= Praecipe =

Writs of praecipe (imperative of the Latin praecipio ("I order"), thus meaning "order [this]") are a widespread feature of the common law tradition, generally involving the instigation of some form of swift and peremptory action.

==Early development==
The word praecipe moved from the Roman Empire into the medieval Latin of the English Chancery, and so reached English law. In the twelfth century, writs praecipe, addressed to sheriffs, emerged as the swiftest way to bring legal disputes to the royal courts. While the so-called possessory assizes, such as novel disseisin, had marked a great advance in royal justice, they proved too rigid for the full complexities of land law, and so had to be supplemented by more specialised praecipe writs, such as praecipe for dower, or praecipe quod reddat. The latter, one of the so-called writs of entry, was singled out in Magna Carta Ch 34 by the barons in an attempt (largely unsuccessful) to delimit more firmly private from royal jurisdiction.

==North American usage==
In law in the United States a praecipe is a document that either (A) commands a defendant to appear and show cause why an act or thing should not be done; or (B) requests the clerk of court to issue a writ and to specify its contents; though US Clerks are variously limited to handle minor precepts (typical status adjustments) in the name of the Court (i.e., a clerk cannot issue any forceful or mandamus writ). The writ was often issued to amend or change a subsequent order or to correct an error that may have been missed earlier.

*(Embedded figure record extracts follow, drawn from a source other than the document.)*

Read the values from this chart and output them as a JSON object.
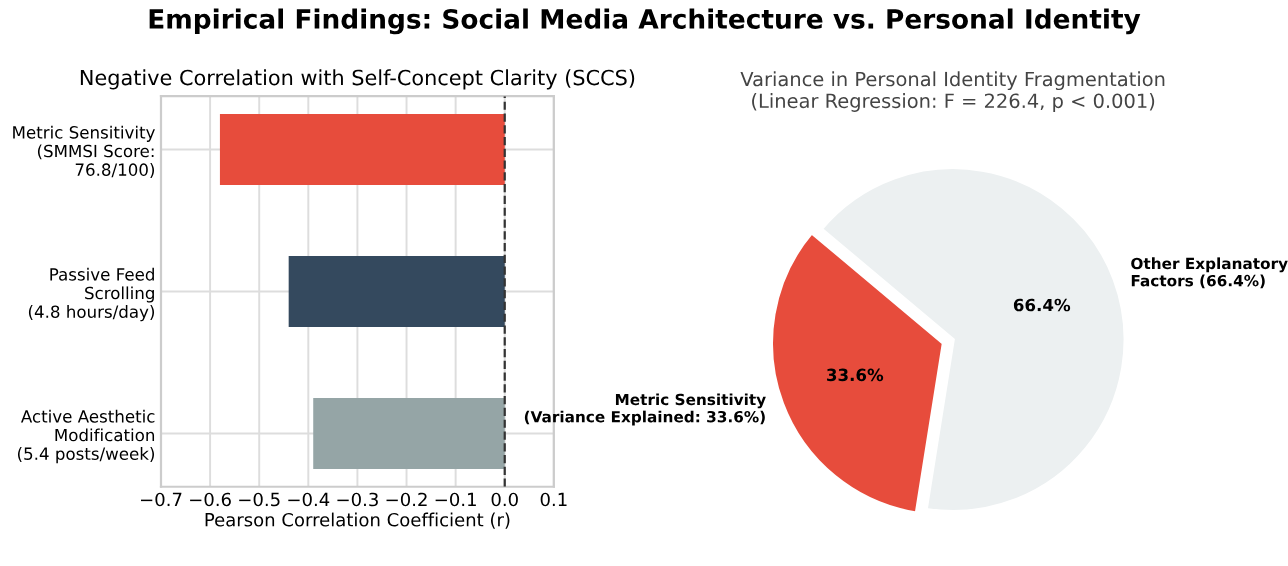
{
  "chart_data": [
    {
      "type": "bar",
      "title": "Negative Correlation with Self-Concept Clarity (SCCS)",
      "orientation": "horizontal",
      "xlabel": "Pearson Correlation Coefficient (r)",
      "categories": [
        "Metric Sensitivity\n(SMMSI Score:\n76.8/100)",
        "Passive Feed\nScrolling\n(4.8 hours/day)",
        "Active Aesthetic\nModification\n(5.4 posts/week)"
      ],
      "values": [
        -0.58,
        -0.44,
        -0.39
      ],
      "colors": [
        "#e74c3c",
        "#34495e",
        "#95a5a6"
      ],
      "annotations": [
        "Empirical Findings: Social Media Architecture vs. Personal Identity"
      ],
      "xlim": [
        -0.7,
        0.1
      ],
      "xticks": [
        {
          "value": -0.7,
          "label": "−0.7"
        },
        {
          "value": -0.6,
          "label": "−0.6"
        },
        {
          "value": -0.5,
          "label": "−0.5"
        },
        {
          "value": -0.4,
          "label": "−0.4"
        },
        {
          "value": -0.3,
          "label": "−0.3"
        },
        {
          "value": -0.2,
          "label": "−0.2"
        },
        {
          "value": -0.1,
          "label": "−0.1"
        },
        {
          "value": 0,
          "label": "0.0"
        },
        0.1
      ],
      "ref_lines": [
        {
          "axis": "x",
          "value": 0,
          "color": "#333333",
          "line_style": "dashed"
        }
      ],
      "grid": true
    },
    {
      "type": "pie",
      "title": "Variance in Personal Identity Fragmentation\n(Linear Regression: F = 226.4, p < 0.001)",
      "categories": [
        "Metric Sensitivity\n(Variance Explained: 33.6%)",
        "Other Explanatory\nFactors (66.4%)"
      ],
      "values": [
        33.6,
        66.4
      ],
      "colors": [
        "#e74c3c",
        "#ecf0f1"
      ],
      "value_labels": [
        "33.6%",
        "66.4%"
      ]
    }
  ]
}
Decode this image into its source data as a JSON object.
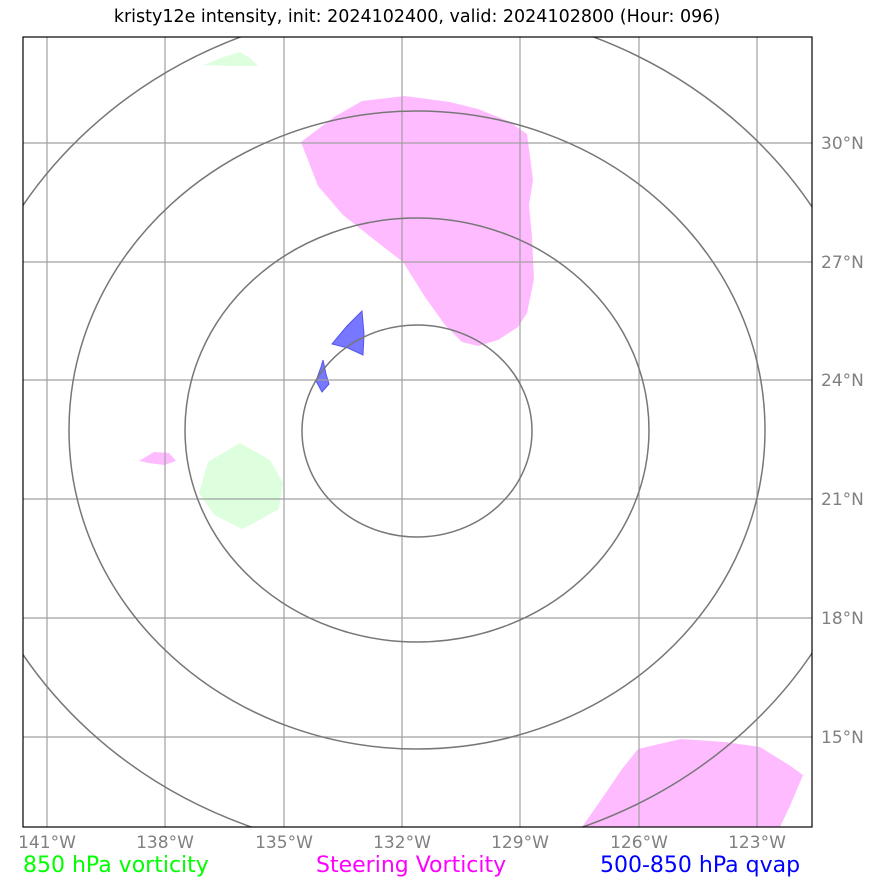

In Canada, praecipe is used in place of a notice of motion as an application for a desk order that is granted in the court registry without a hearing before a judge.

==Indian usage==

At the Bombay High Court a praecipe is used in all communications between advocates and the Court. It serves as a covering letter for the filing of documents with the registry and other registry work. Praecipes are also used in order to motion the judge, either in court or in chambers in order to place a matter for early listing or in order to seek urgent ad-interim reliefs. Praecipes in India are usually in the form of a letter addressed to the registrar of that particular court.